Siang Bwee tersenyum dan mengerling penuh arti kepada San Hong. "Siauw Koay, aku sudah memenuhi janjiku tadi. Aku sudah menari untukmu, dan aku sudah memasak untukmu. Akan tetapi karena aku lelah, seperti kukatakan tadi, apa yang kuberikan ini bukan apa-apa, belum ada artinya, belum ada seperseratus semua ilmuku menari dan memasak. Siauw Koay, apa yang kutarikan tadi biasa saja. Coba kalau engkau melihat aku menarikan tarian-tarian rakyat dari suku-suku di empat penjuru.

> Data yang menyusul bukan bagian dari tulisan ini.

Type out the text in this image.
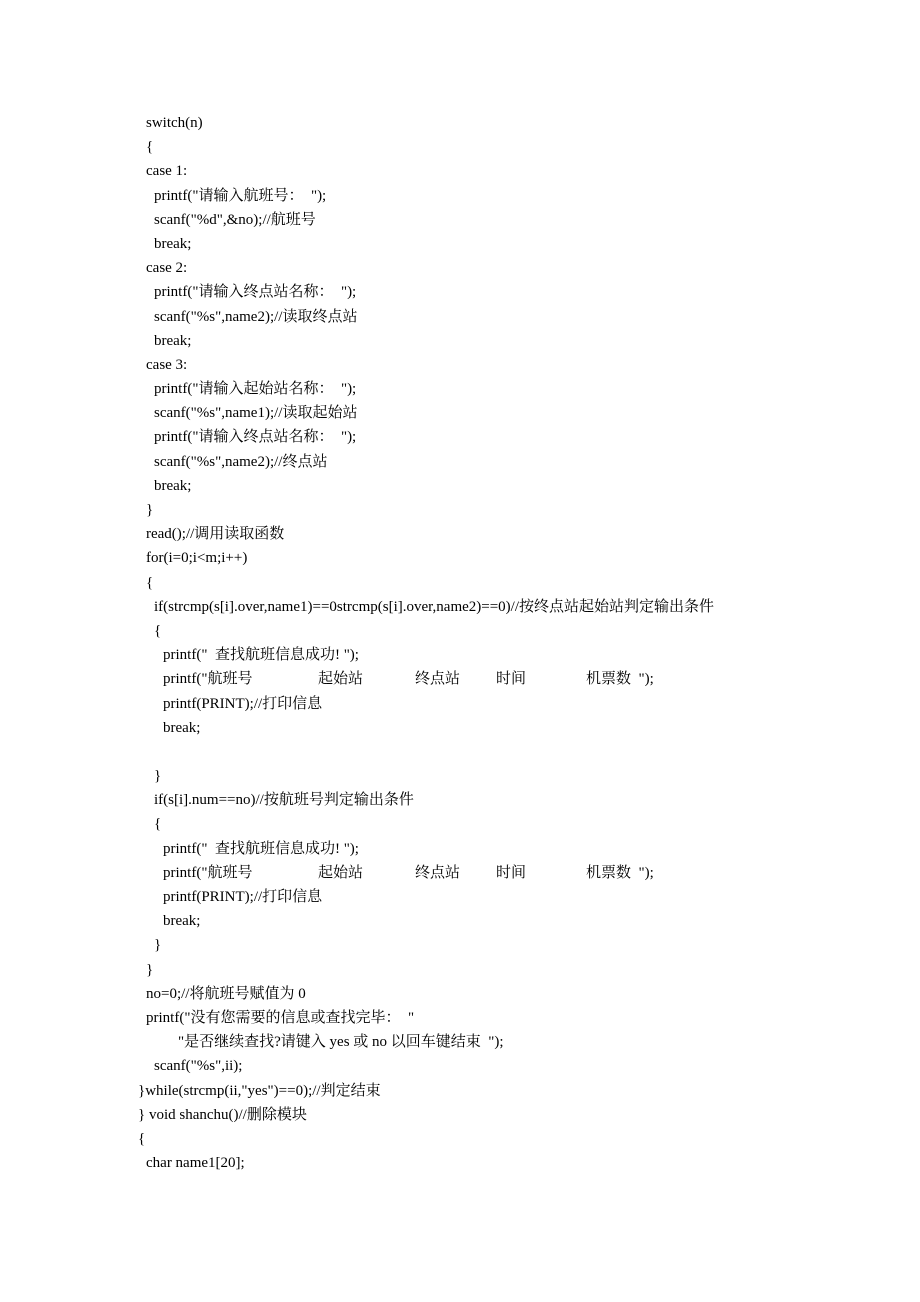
switch(n)
{
case 1:
printf("请输入航班号：  ");
scanf("%d",&no);//航班号
break;
case 2:
printf("请输入终点站名称：  ");
scanf("%s",name2);//读取终点站
break;
case 3:
printf("请输入起始站名称：  ");
scanf("%s",name1);//读取起始站
printf("请输入终点站名称：  ");
scanf("%s",name2);//终点站
break;
}
read();//调用读取函数
for(i=0;i<m;i++)
{
if(strcmp(s[i].over,name1)==0strcmp(s[i].over,name2)==0)//按终点站起始站判定输出条件
{
printf("  查找航班信息成功! ");

printf("航班号

	起始站

	终点站

时间

	机票数  ");

printf(PRINT);//打印信息
break;
}
if(s[i].num==no)//按航班号判定输出条件
{
printf("  查找航班信息成功! ");

printf("航班号

	起始站

	终点站

时间

	机票数  ");

printf(PRINT);//打印信息
break;
}
}
no=0;//将航班号赋值为 0
printf("没有您需要的信息或查找完毕：  "
"是否继续查找?请键入 yes 或 no 以回车键结束  ");
scanf("%s",ii);
}while(strcmp(ii,"yes")==0);//判定结束
} void shanchu()//删除模块
{
char name1[20];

"Dan tentang masakan? Hemmm, kalau saja engkau dapat merasakan masakanku yang istimewa, ribuan macam banyaknya. Pernahkah engkau makan sop lidah harimau? Bestik kaki biruang? Atau masakan Ca Jamur Telinga Harimau dicampur hati naga? Atau panggang anak singa? Masih banyak lagi...."
Sepasang mata kakek itu terbelalak lebar. Selama hidupnya yang sudah enam puluh tahun lebih itu, belum pernah dia mendengar nama-nama masakan seperti itu, jangankan merasakannya. Lidahnya sudah bergoyang mendengarnya dan mulutnya basah air liur. Dia hanya menggeleng kepala dan sampai lama tak mampu mengeluarkan suara. Matanya membayangkan tarian-tarian indah seperti tarian bidadari kahyangan, dan mulutnya merasakan semua masakan istimewa itu.
"Aduh, enci Bwee yang baik. Kasihanilah aku, perlihatkanlah semua tarian itu dan beri aku masakan yang istimewa itu. Jangan kau siksa aku, Enci."
"Enaknya! Engkau mau enak sendiri saja, ya? Aku yang disuruh susah payah, dan engkau yang enak-enak nonton dan makan!"
"Habis, aku disuruh apa? Katakanlah, enci yang baik. Disuruh apa pun aku mau asal engkau suka menari dan memasak untukku."
"Hemmm, engkau punya apa untuk diberikan kepadaku sebagai imbalannya?"
Kakek itu memandang bingung. "Punya apa? Aku tidak punya apa-apa, aku seorang yang miskin. Apa yang bisa kuberikan kepadamu?"
"Banyak yang dapat kau berikan, asal engkau tidak kikir dan tidak mau enak sendiri. Aku memberi hiburan tarian dan makanan lezat yang hanya pantas dinikmati para raja, maka sudah sepatutnya kalau engkau pun memberikan apa yang kau miliki kepadaku."
"Yang kumiliki? Aku hanya punya tongkat butut, pakaian butut, apa lagi..."
"Siauw Koay, begitu bodohkah engkau? Engkau memiliki banyak macam ilmu silat. Nah, kau berikan ilmu-ilmumu yang paling tinggi, dan aku akan memberikan tarianku yang paling indah membuat masakan yang paling lezat. Setiap kali aku menari dan memasak engkau menukarnya dengan satu jurus ilmu silatmu yang paling ampuh. Bagaimana?"
Lo Koay mengangguk-angguk. "Bagus, bagus, aku mau! Tarian dan nyanyianmu dapat kunikmati, juga masakanmu. Akan tetapi untuk apa ilmu-ilmu itu bagimu! Hanya merepotkan saja!"
"Biarlah, Siauw Koay. Aku memang orangnya suka repot. Pula, yang melatih ilmu-ilmu darimu itu bukan aku, melainkan Hong-ko. Setiap kali engkau membayar dengan ilmu-ilmu itu, agar kau berikan kepada Hong-koko untuk di latih."
"Ehhh? Engkau yang menari dan memasak, kenapa harus Hong-ko yang menerima upahnya?"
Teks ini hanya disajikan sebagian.